On the response side, the prediction FIFO is popped, and lanes beyond the
predicted branch lane are marked inactive (lane_active is deasserted),
preventing the fetch unit from sending instructions that follow a predicted-taken
branch. The predicted_taken flag on the F__DIntf is set for the branch
lane itself, allowing the decode-issue unit to recognize that the JAL was
predicted and suppress a redundant redirect.

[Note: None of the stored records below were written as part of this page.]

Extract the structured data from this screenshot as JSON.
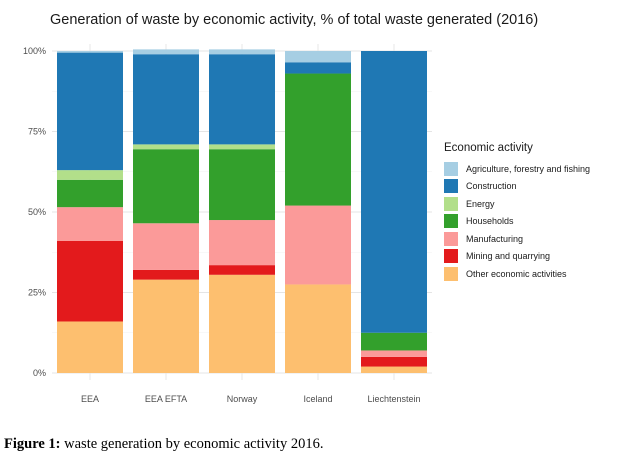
{
  "chart_data": {
    "type": "bar",
    "stacked": true,
    "title": "Generation of waste by economic activity, % of total waste generated (2016)",
    "xlabel": "",
    "ylabel": "",
    "ylim": [
      0,
      100
    ],
    "yticks": [
      "0%",
      "25%",
      "50%",
      "75%",
      "100%"
    ],
    "grid": true,
    "legend_title": "Economic activity",
    "legend_position": "right",
    "categories": [
      "EEA",
      "EEA EFTA",
      "Norway",
      "Iceland",
      "Liechtenstein"
    ],
    "series": [
      {
        "name": "Other economic activities",
        "color": "#FDBF6F",
        "values": [
          16,
          29,
          30.5,
          27.5,
          2
        ]
      },
      {
        "name": "Mining and quarrying",
        "color": "#E31A1C",
        "values": [
          25,
          3,
          3,
          0,
          3
        ]
      },
      {
        "name": "Manufacturing",
        "color": "#FB9A99",
        "values": [
          10.5,
          14.5,
          14,
          24.5,
          2
        ]
      },
      {
        "name": "Households",
        "color": "#33A02C",
        "values": [
          8.5,
          23,
          22,
          41,
          5.5
        ]
      },
      {
        "name": "Energy",
        "color": "#B2DF8A",
        "values": [
          3,
          1.5,
          1.5,
          0,
          0
        ]
      },
      {
        "name": "Construction",
        "color": "#1F78B4",
        "values": [
          36.5,
          28,
          28,
          3.5,
          87.5
        ]
      },
      {
        "name": "Agriculture, forestry and fishing",
        "color": "#A6CEE3",
        "values": [
          0.5,
          1.5,
          1.5,
          3.5,
          0
        ]
      }
    ],
    "legend_order": [
      "Agriculture, forestry and fishing",
      "Construction",
      "Energy",
      "Households",
      "Manufacturing",
      "Mining and quarrying",
      "Other economic activities"
    ]
  },
  "caption": {
    "label": "Figure 1:",
    "text": " waste generation by economic activity 2016."
  }
}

Updates to the BTB arrive via the ControlFlowNotif interface when a branch
or JAL resolves at execute time. The bp_update_val signal triggers the
update, which increments or decrements the saturating counter for existing
entries, or allocates a new entry (initializing the counter to weakly-taken or
weakly-not-taken) on a miss.
Superscalar Sequence Number Generator: SeqNumGenL5
The SeqNumGenL5 module manages a circular buffer of 2^p_seq_num_bits
sequence numbers using a head and tail pointer. Each cycle, it can allocate up
to p_num_fe_lanes consecutive sequence numbers from the head pointer for
newly fetched instructions. Committed instructions are marked free via the
commit interface, and the tail pointer advances in-order over consecutive free
entries, reclaiming up to p_reclaim_width entries per cycle. On a control
flow redirect, all sequence numbers younger than the redirect sequence number are
freed and the head pointer resets to ctrl_flow.seq_num + 1. Allocation can
occur simultaneously with a redirect – the new sequence numbers start from the
post-redirect head pointer position.
When the redirect target address is aligned to the base of a fetch block (i.e.,
the lane offset is zero), the restart is straightforward. The fetch unit begins
requesting the aligned fetch block starting at the redirect target, and since the
target corresponds to lane 0, all lanes in the first post-redirect fetch block
contain valid instructions. The ctrl_flow_restart_offset is zero, so
D_inst_status and alloc_rdy are asserted for every lane, and each lane
receives a sequence number allocation as normal.
When the redirect target address falls in the middle of a fetch block (i.e., the
lane offset is nonzero), the fetch unit still fetches the entire aligned block
but must invalidate the lanes before the target. The ctrl_flow_restart_offset
register captures which lane the redirect target corresponds to, computed as the
word offset within the fetch block. On the first post-redirect fetch block,
D_inst_status is set to READY and alloc_rdy is asserted only for
lanes at or above ctrl_flow_restart_offset – earlier lanes are marked
INVALID and do not receive sequence number allocations. The
needs_ctrl_flow_restart flag ensures this partial-block behavior persists
until the first valid fetch block is transferred to decode, after which all
subsequent fetch blocks use all lanes normally.